Kays’ shop at 3 High Street, Ely, is a surviving remnant of a grocery chain that had over 100 small branches throughout much of South-East England and the Midlands in the middle of the 20th century, before the age of self-service and supermarket shopping.

The founder of Kays, John Jay Kay (1895-1973; born Jacob Kalinski), opened his first grocery shop at 15 Magdalen Street, Norwich, in October 1921. By reinvesting profits, Kay soon opened a second outlet in Norwich, followed by a third in Ipswich. Around 1930 he moved his family to Ealing and settled into a new head office at Doreth House, 50-53 Cowper Street, London. William Nelson Overland (1890-1943) became Kay’s business partner in 1931. Like so many multiple retailers, both men became involved in property development as well as retailing.
By 1935, when John Kay Ltd. floated as a public company to finance further expansion, the chain comprised 71 branches dotted through the South-East England and the Midlands, extending as far north as Sheffield. Of these shops, 19 had opened in 1934. The company owned seven freeholds; all other branches were held on a leasehold basis. Kay’s own carpentry department fitted out the interiors, but not the shopfronts, which were commissioned from a professional shopfitter.

Job advertisements for managers and shop assistants reveal that numerous branches of Kays Modern Food Stores opened in the late 1930s, including that in Ely. The chain had grown to 104 branches by 1938, and continued to expand. Although Kays kept a fleet of vans for home deliveries, errand boys were under strict instructions to collect cash payments. A home delivery service did not always mean that credit was available.

In 1943 Overland died and Kay sold the chain to Moores Stores Ltd., a growing business based in Newcastle. The shops were doubtless too small to be converted to the self-service format and were dispensed with after the war. The last few branches closed in 1953. Meanwhile, Kay became a farmer, buying Bourne Place in Hildenborough, Kent, where he bred Sussex cattle.

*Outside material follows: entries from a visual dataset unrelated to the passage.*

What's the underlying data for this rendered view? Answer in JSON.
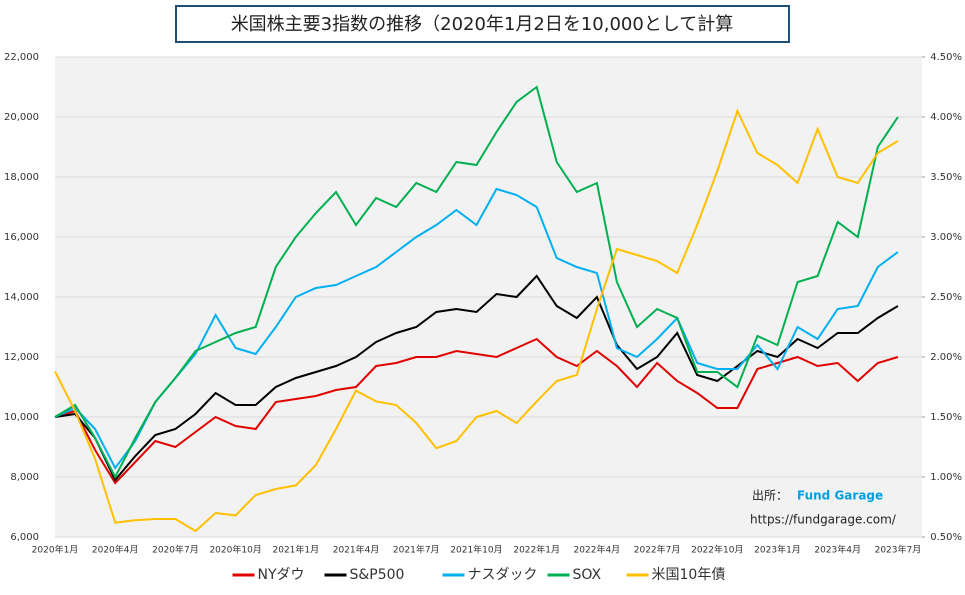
{
  "chart_data": {
    "type": "line",
    "title": "米国株主要3指数の推移（2020年1月2日を10,000として計算",
    "source_label": "出所：",
    "source_name": "Fund Garage",
    "url": "https://fundgarage.com/",
    "categories": [
      "2020年1月",
      null,
      null,
      "2020年4月",
      null,
      null,
      "2020年7月",
      null,
      null,
      "2020年10月",
      null,
      null,
      "2021年1月",
      null,
      null,
      "2021年4月",
      null,
      null,
      "2021年7月",
      null,
      null,
      "2021年10月",
      null,
      null,
      "2022年1月",
      null,
      null,
      "2022年4月",
      null,
      null,
      "2022年7月",
      null,
      null,
      "2022年10月",
      null,
      null,
      "2023年1月",
      null,
      null,
      "2023年4月",
      null,
      null,
      "2023年7月"
    ],
    "ylim": [
      6000,
      22000
    ],
    "yticks": [
      {
        "value": 6000,
        "label": "6,000"
      },
      {
        "value": 8000,
        "label": "8,000"
      },
      {
        "value": 10000,
        "label": "10,000"
      },
      {
        "value": 12000,
        "label": "12,000"
      },
      {
        "value": 14000,
        "label": "14,000"
      },
      {
        "value": 16000,
        "label": "16,000"
      },
      {
        "value": 18000,
        "label": "18,000"
      },
      {
        "value": 20000,
        "label": "20,000"
      },
      {
        "value": 22000,
        "label": "22,000"
      }
    ],
    "y2lim": [
      0.5,
      4.5
    ],
    "y2ticks": [
      {
        "value": 0.5,
        "label": "0.50%"
      },
      {
        "value": 1,
        "label": "1.00%"
      },
      {
        "value": 1.5,
        "label": "1.50%"
      },
      {
        "value": 2,
        "label": "2.00%"
      },
      {
        "value": 2.5,
        "label": "2.50%"
      },
      {
        "value": 3,
        "label": "3.00%"
      },
      {
        "value": 3.5,
        "label": "3.50%"
      },
      {
        "value": 4,
        "label": "4.00%"
      },
      {
        "value": 4.5,
        "label": "4.50%"
      }
    ],
    "grid": true,
    "legend": "bottom",
    "series": [
      {
        "name": "NYダウ",
        "color": "#e00000",
        "values": [
          10000,
          10200,
          8900,
          7800,
          8500,
          9200,
          9000,
          9500,
          10000,
          9700,
          9600,
          10500,
          10600,
          10700,
          10900,
          11000,
          11700,
          11800,
          12000,
          12000,
          12200,
          12100,
          12000,
          12300,
          12600,
          12000,
          11700,
          12200,
          11700,
          11000,
          11800,
          11200,
          10800,
          10300,
          10300,
          11600,
          11800,
          12000,
          11700,
          11800,
          11200,
          11800,
          12000
        ]
      },
      {
        "name": "S&P500",
        "color": "#000000",
        "values": [
          10000,
          10100,
          9300,
          7900,
          8700,
          9400,
          9600,
          10100,
          10800,
          10400,
          10400,
          11000,
          11300,
          11500,
          11700,
          12000,
          12500,
          12800,
          13000,
          13500,
          13600,
          13500,
          14100,
          14000,
          14700,
          13700,
          13300,
          14000,
          12400,
          11600,
          12000,
          12800,
          11400,
          11200,
          11700,
          12200,
          12000,
          12600,
          12300,
          12800,
          12800,
          13300,
          13700
        ]
      },
      {
        "name": "ナスダック",
        "color": "#00b0f0",
        "values": [
          10000,
          10300,
          9600,
          8300,
          9200,
          10500,
          11300,
          12100,
          13400,
          12300,
          12100,
          13000,
          14000,
          14300,
          14400,
          14700,
          15000,
          15500,
          16000,
          16400,
          16900,
          16400,
          17600,
          17400,
          17000,
          15300,
          15000,
          14800,
          12300,
          12000,
          12600,
          13300,
          11800,
          11600,
          11600,
          12400,
          11600,
          13000,
          12600,
          13600,
          13700,
          15000,
          15500
        ]
      },
      {
        "name": "SOX",
        "color": "#00b050",
        "values": [
          10000,
          10400,
          9300,
          8000,
          9300,
          10500,
          11300,
          12200,
          12500,
          12800,
          13000,
          15000,
          16000,
          16800,
          17500,
          16400,
          17300,
          17000,
          17800,
          17500,
          18500,
          18400,
          19500,
          20500,
          21000,
          18500,
          17500,
          17800,
          14500,
          13000,
          13600,
          13300,
          11500,
          11500,
          11000,
          12700,
          12400,
          14500,
          14700,
          16500,
          16000,
          19000,
          20000
        ]
      },
      {
        "name": "米国10年債",
        "color": "#ffc000",
        "axis": "y2",
        "values": [
          1.88,
          1.55,
          1.15,
          0.62,
          0.64,
          0.65,
          0.65,
          0.55,
          0.7,
          0.68,
          0.85,
          0.9,
          0.93,
          1.1,
          1.4,
          1.72,
          1.63,
          1.6,
          1.45,
          1.24,
          1.3,
          1.5,
          1.55,
          1.45,
          1.63,
          1.8,
          1.85,
          2.4,
          2.9,
          2.85,
          2.8,
          2.7,
          3.1,
          3.55,
          4.05,
          3.7,
          3.6,
          3.45,
          3.9,
          3.5,
          3.45,
          3.7,
          3.8
        ]
      }
    ]
  }
}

Kay’s shops had bright red fascias. In Sevenoaks this was too much for the Council – already battling with Woolworth’s over its ‘signal red’ – so they asked Messrs Kay to change the colour to blue ‘and that if this is not possible a less glaring shade of red be substituted’. Such wrangles with local authorities were becoming increasingly common in the late 1930s.
A 1944 photograph of the Bedford store shows the name ‘Kays’ fitted into a lunette-shaped fascia – a fashion of the 1910s and 1920s also adopted by the Melias grocery chain – flanked by the slogans ‘for price’ and ‘for quality’. A sign beneath the canopy box read ‘Modern Food Stores’. Bedford may have been one of Kay’s early branches.

The Ely branch of c.1938 – part of the newly-built Coronation Parade – was similar to the Bedford shop, with a narrow frontage, boxy windows and steel vents. The use of black and white Vitrolite and shiny stainless-steel frames imparted an air of hygiene and efficiency. Kays’ name survives in the vents and in the terrazzo floor of the entrance lobby, which is edged by a white marble threshold strip of the type commonly used for all kinds of food shops. Historic photographs – for example of the Dagenham branch – show that this was the standard house style of the late 1930s. It may, however, be the only one that survives.